The dough kneading was performed using a Hobart N-50 mixer, equipped with a spiral dough hook (Hobart Corporation, Troy, OH, USA). Wheat flour (400 g) was pre-mixed for 1 min at 136 rpm, then NaCl (7 g dissolved in an aliquot of water), oil (5 mL), yeast (20 g, suspended in an aliquot of water preheated at 25 °C), and the remaining water (out of 225 g), were added in the order above reported within the first 2 min of mixing, and then kneaded for 3 min more, at room temperature (approximately 20–25 °C). At the end of this period, the mixing was interrupted, the dough manually scraped from the surface of the bowl and mixed again for 5 min. The whole process lasted 11 min (1 min of pre-mixing, 10 min of kneading). After kneading the dough was collected, divided into 5 aliquots (60 g each), carefully hand modelled and positioned into rectangular baking moulds (10 × 6 × 4.5 cm). Few drops of vegetable oil were spread on the bottom of the baking moulds with a paper towel to facilitate bread unmoulding after baking. The doughs were leavened at 35 °C for 35 min using the leavening function of a multifunction oven (Whirlpool mod. AMW698/IXL, EMEA S.p.A, Biandronno, VA, Italy); a pan containing hot water (approximately 250 g of water preheated at 100 °C) was put on the bottom of the oven to increase the chamber humidity. The five breads were then baked in the oven (Whirlpool mod. G2551MF816A, EMEA S.p.A, Biandronno, Italy) according to the conditions reported in Table 1; the oven was preheated at the set temperature for at least 15 min, static function was used and moulds were positioned on the plate at medium level. At the end of baking, the samples were cooled at room temperature for 20 min before unmoulding, and then 5 min more. Breads were then evaluated for physical and chemical characteristics.

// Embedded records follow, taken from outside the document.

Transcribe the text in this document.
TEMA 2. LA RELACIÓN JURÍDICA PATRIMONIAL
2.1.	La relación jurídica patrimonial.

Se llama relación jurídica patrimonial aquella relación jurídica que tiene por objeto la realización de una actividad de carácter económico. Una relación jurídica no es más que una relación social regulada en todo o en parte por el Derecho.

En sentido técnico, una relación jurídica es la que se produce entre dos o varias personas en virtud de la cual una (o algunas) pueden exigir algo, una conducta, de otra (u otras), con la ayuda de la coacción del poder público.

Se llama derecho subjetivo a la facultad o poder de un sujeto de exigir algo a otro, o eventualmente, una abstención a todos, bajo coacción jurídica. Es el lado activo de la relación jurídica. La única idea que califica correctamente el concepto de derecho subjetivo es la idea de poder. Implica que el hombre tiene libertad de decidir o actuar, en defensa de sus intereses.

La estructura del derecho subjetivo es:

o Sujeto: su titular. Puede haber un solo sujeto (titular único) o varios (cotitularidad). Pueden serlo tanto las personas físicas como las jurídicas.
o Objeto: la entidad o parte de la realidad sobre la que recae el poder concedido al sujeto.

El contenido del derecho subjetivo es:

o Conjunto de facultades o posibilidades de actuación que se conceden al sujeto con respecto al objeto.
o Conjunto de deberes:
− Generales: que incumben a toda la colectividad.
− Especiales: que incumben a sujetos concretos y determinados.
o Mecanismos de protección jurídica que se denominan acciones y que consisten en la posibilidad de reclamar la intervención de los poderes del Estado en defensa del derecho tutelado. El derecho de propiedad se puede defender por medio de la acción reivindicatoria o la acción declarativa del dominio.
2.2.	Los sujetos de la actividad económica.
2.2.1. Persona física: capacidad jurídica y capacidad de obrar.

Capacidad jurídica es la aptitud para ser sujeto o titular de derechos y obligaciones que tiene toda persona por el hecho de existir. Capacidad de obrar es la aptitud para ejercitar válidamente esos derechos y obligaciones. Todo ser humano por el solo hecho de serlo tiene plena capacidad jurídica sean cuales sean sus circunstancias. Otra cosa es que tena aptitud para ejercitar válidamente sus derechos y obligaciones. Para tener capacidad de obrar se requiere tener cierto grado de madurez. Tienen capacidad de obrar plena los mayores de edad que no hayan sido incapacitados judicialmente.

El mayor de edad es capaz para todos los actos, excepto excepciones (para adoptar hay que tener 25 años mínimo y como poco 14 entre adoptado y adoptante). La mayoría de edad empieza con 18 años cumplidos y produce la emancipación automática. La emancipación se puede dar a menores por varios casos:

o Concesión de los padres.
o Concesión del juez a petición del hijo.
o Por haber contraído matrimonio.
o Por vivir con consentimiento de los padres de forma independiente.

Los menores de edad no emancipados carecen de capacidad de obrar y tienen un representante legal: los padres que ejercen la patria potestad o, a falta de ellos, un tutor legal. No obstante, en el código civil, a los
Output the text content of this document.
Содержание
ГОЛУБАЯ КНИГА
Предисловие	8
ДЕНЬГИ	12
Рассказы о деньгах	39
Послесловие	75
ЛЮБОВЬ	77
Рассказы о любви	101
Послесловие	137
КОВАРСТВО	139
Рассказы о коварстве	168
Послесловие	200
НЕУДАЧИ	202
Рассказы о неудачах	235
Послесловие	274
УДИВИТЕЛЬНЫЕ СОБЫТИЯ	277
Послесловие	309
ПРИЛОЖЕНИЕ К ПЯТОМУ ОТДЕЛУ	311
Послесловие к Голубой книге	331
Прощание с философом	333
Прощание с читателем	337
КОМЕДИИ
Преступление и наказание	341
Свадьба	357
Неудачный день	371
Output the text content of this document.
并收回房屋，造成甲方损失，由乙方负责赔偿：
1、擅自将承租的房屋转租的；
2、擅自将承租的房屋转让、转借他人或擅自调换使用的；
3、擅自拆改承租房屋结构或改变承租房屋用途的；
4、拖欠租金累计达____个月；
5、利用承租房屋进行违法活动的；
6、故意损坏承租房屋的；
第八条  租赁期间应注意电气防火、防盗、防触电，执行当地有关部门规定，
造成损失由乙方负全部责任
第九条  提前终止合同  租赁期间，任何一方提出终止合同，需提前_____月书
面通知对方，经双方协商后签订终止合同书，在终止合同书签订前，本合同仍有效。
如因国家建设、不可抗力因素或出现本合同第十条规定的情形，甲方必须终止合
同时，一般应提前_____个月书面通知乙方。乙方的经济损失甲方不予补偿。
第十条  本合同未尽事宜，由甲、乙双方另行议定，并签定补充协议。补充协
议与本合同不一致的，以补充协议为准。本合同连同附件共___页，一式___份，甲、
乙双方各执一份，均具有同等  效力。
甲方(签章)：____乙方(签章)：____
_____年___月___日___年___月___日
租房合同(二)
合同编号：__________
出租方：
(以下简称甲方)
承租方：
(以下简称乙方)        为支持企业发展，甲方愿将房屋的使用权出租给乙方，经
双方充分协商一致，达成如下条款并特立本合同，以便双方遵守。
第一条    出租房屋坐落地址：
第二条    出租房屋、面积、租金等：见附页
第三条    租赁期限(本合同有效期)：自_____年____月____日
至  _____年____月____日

2.3. Bread Characterization and Sample Homogenization

All bread samples (n = 5) were characterized for weight (g), maximum height (mm) measured by a calliper, and percentage baking loss calculated as (dough weight − bread weight) × 100/dough weight. Three of the five loaves were randomly selected and analysed for colour (Section 2.4).

After colour evaluation, three bread halves (one for each bread) were pooled together and finely homogenized with a Braun mixer (Multiquick Zk100 4250, Braun GmbH, Kronberg im Taunus, Germany) for 30 s at room temperature. Homogenized samples were packaged in sealed containers and stored at 4 °C until MRP and HMF analysis (within 24 h).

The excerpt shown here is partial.